Ian Matthews elaborates on why more data is not necessarily better than less in this article published in the Computer Business Review:

Businesses are waking up to the concept of “data capital”: that the information they hold is one of the most important determinants of their future success. Many, however, still labour under the delusion that more data means more value, as if each megabyte added to their bottom line. Wise organisations know that information has no intrinsic worth. Instead, it’s what each unit of data can do for you that makes it valuable – or, to paraphrase Ms Kondo: “Does your data spark joy?”

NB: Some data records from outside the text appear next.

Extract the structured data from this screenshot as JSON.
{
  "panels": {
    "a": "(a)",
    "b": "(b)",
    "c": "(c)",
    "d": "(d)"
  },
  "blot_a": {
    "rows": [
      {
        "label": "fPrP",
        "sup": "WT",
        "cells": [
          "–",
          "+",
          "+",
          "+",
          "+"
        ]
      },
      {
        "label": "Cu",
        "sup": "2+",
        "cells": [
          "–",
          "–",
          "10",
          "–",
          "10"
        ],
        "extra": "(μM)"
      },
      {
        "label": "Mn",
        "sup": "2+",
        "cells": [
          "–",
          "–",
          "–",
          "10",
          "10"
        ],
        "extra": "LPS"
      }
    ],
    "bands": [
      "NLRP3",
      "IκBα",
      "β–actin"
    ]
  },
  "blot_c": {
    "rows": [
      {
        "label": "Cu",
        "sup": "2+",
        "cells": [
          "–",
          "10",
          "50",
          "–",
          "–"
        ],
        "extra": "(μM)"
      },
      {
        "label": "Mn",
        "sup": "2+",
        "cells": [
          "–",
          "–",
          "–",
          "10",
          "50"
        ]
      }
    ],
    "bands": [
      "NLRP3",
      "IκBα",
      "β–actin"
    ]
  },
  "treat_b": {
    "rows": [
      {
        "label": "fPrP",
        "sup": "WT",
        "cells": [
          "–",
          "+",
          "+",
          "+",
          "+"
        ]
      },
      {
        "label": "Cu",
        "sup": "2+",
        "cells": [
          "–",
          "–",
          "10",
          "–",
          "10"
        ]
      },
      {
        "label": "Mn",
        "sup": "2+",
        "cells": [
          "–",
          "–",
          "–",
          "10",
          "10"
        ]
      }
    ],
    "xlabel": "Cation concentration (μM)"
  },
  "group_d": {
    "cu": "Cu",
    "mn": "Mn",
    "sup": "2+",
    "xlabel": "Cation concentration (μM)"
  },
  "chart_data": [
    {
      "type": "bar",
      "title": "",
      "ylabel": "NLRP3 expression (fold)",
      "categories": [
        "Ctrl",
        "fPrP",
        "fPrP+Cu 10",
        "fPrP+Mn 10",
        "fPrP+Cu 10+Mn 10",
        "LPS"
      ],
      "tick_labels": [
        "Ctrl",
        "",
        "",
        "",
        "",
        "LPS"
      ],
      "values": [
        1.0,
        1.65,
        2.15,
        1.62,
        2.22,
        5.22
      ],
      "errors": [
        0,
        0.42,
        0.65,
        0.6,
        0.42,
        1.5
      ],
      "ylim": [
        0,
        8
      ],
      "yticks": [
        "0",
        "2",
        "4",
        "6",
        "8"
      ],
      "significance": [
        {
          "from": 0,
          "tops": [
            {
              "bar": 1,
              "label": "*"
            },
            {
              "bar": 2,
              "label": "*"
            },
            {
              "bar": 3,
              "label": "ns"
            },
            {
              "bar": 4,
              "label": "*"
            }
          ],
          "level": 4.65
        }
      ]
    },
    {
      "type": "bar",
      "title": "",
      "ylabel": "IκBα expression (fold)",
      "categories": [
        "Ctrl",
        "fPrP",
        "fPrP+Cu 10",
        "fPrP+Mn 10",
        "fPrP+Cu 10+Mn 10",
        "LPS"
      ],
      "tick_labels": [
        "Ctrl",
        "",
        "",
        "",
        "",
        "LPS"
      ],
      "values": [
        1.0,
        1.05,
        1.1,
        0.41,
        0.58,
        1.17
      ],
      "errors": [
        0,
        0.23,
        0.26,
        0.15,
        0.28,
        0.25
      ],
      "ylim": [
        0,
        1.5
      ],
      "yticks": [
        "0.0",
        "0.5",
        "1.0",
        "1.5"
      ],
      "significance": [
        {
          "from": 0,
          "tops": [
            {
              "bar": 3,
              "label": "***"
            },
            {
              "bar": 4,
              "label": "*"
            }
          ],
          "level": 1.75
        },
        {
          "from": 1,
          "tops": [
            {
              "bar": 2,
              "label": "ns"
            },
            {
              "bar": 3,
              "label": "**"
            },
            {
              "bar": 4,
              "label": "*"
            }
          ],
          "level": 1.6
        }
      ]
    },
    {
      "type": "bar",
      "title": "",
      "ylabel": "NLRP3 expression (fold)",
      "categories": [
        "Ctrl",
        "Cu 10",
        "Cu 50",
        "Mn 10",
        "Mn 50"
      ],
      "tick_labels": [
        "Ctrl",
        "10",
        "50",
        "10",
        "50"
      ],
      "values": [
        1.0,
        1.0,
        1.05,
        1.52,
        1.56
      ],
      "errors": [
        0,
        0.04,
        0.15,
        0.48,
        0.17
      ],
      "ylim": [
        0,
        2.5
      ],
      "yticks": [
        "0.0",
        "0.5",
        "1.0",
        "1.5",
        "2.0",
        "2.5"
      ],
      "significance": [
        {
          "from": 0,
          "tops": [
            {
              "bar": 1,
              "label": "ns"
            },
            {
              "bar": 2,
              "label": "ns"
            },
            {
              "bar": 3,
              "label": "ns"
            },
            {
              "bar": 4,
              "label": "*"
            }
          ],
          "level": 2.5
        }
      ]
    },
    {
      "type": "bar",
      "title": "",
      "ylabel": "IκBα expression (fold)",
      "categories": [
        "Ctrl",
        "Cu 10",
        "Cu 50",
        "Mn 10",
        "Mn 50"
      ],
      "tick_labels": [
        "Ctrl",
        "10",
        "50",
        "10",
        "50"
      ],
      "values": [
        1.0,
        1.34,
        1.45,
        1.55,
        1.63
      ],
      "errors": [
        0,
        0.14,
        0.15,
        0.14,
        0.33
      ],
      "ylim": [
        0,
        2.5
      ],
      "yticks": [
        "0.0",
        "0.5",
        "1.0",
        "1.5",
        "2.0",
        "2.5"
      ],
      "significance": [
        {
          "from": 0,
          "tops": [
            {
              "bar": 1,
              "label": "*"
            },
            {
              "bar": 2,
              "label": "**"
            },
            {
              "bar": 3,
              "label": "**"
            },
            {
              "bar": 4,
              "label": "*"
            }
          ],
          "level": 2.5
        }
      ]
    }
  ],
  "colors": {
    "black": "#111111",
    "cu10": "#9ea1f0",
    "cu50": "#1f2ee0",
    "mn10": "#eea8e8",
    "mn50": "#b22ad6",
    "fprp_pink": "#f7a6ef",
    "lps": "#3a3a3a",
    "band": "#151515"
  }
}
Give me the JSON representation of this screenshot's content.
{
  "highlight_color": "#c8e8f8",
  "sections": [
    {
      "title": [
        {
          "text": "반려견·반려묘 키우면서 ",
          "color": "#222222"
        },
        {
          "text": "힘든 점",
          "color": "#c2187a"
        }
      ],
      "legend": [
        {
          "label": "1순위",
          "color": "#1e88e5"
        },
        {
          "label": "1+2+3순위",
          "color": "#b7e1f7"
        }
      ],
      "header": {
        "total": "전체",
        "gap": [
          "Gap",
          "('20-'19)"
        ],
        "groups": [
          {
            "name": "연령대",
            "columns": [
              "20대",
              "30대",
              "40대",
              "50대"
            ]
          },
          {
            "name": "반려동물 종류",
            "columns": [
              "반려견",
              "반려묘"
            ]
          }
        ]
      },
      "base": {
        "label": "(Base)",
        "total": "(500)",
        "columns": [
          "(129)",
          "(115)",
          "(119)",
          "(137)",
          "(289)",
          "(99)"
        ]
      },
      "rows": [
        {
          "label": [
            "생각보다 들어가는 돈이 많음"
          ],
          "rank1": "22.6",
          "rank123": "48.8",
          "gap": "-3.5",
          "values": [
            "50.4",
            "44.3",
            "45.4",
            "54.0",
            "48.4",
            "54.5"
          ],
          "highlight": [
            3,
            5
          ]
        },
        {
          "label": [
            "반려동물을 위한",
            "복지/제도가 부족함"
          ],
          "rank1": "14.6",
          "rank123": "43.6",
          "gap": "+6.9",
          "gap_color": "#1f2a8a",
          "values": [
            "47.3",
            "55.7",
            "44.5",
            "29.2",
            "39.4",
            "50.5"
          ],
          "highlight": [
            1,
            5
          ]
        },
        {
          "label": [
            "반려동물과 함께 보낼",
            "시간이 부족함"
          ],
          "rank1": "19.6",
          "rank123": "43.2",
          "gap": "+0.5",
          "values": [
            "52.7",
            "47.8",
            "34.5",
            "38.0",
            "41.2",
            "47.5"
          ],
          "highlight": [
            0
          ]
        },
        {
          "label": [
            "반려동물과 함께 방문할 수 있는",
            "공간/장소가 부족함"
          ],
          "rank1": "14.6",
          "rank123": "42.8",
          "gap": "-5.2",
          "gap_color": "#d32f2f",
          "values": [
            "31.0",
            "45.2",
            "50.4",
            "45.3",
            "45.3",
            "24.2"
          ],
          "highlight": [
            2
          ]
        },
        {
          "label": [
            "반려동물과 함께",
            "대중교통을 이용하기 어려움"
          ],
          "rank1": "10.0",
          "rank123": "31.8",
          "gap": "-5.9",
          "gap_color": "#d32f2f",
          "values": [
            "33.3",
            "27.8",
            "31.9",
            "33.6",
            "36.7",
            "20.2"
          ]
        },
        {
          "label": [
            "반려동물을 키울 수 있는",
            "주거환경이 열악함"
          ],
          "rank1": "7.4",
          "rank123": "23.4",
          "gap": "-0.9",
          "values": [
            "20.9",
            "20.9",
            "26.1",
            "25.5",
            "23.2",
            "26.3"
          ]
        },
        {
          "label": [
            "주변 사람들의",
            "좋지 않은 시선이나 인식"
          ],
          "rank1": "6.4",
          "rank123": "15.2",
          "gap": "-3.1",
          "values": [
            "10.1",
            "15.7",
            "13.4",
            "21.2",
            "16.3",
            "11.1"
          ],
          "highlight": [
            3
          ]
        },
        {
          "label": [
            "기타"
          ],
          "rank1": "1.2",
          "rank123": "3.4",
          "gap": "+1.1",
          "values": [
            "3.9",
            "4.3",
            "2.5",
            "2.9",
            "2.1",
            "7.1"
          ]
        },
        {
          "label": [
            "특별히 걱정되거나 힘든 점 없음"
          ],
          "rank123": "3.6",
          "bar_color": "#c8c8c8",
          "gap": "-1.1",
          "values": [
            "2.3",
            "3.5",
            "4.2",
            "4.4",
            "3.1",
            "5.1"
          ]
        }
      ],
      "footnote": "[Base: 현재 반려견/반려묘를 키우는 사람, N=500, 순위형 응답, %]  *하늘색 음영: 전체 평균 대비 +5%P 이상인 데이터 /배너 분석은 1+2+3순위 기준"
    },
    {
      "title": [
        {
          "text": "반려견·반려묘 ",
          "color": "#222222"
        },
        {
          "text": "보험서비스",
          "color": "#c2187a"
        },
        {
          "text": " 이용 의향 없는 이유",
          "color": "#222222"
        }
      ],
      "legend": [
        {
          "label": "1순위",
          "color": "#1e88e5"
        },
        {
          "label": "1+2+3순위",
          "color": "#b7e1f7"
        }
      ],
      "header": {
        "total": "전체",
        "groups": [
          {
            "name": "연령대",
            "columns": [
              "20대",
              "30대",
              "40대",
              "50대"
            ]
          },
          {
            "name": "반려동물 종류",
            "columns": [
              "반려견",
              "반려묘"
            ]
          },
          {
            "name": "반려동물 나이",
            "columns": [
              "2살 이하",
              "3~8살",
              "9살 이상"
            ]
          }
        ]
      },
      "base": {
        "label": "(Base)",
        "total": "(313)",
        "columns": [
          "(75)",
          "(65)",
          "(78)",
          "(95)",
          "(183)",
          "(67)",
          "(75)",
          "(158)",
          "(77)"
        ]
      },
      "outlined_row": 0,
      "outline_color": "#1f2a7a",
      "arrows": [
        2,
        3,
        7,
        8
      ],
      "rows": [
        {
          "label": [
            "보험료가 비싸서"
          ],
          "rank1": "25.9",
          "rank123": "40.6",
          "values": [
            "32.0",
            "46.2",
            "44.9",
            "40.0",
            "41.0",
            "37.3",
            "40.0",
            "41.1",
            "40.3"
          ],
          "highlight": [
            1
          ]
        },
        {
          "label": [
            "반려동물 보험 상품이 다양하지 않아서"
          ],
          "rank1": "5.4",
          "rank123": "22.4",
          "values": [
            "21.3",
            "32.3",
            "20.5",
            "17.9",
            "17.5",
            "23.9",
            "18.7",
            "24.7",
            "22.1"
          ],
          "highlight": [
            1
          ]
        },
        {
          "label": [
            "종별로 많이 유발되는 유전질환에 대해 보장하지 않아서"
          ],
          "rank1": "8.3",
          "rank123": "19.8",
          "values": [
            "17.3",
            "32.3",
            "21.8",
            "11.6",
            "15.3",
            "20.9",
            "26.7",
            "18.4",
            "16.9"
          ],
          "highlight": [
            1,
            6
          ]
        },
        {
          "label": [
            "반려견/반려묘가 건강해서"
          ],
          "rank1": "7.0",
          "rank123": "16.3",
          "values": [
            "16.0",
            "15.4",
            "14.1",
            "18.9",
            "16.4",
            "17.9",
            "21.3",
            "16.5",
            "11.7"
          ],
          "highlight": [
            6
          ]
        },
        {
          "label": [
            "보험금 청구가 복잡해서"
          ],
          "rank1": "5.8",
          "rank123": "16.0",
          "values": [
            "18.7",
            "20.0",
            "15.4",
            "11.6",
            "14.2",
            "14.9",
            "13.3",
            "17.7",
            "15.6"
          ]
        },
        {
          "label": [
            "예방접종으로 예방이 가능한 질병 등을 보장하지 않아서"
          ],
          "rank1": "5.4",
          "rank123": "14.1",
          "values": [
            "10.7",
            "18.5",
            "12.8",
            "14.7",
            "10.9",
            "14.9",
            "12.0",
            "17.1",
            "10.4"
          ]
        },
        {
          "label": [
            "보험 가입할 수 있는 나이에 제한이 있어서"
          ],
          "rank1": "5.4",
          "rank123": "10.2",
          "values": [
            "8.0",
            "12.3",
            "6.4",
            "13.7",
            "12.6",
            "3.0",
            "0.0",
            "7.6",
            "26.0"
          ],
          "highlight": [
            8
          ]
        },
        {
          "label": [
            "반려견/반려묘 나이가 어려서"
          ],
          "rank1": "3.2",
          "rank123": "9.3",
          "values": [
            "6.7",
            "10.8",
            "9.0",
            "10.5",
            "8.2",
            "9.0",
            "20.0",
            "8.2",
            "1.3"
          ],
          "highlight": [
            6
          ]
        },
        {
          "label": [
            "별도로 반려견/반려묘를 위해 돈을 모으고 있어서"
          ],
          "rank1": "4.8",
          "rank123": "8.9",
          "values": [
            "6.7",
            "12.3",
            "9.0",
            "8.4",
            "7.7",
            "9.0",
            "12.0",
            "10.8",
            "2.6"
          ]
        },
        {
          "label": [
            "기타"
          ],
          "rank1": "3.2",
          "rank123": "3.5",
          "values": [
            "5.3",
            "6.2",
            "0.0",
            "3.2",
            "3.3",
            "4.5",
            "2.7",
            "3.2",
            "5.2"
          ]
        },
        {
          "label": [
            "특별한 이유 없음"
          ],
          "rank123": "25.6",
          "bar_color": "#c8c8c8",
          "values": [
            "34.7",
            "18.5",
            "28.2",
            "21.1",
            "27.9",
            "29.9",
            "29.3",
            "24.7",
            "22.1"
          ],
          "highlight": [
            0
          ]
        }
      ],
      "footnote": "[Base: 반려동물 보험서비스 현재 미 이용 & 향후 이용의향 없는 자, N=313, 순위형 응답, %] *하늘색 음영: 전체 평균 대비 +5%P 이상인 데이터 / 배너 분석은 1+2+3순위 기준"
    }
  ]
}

Too often, the answer is a resounding “no”. McKinsey found that businesses typically “leak” about 90 per cent of the potential value that analytics ought to deliver. The most important element of any analytics programme is taking the right actions from the insight provided. Data is obviously one of the key inputs to get the right insights and make good decisions. But businesses cannot ignore the importance of taking the right action from this insight and articulating the right use case and desired outcome to direct that action. It’s easy then to see that true insight is not about data volume, but having the right data to make informed decisions.

Gathering data is easy, but too much or the wrong sort of data can have grievous effects on an organisation’s ability to extract value. Like the hoarder whose house is cluttered with items “just in case they’re useful”, businesses risk piling up unnecessary information in various siloes, creating impenetrable data swamps and potentially damaging data protection risks – not to mention the cost of storing the stuff.

Businesses should therefore beware of analytics vendors whose whole pitch is based on pulling together data from an almost infinite number of sources, as if this were a goal in itself. As we’ve seen, this approach more often than not results in negative ROI while creating little or no useful insight.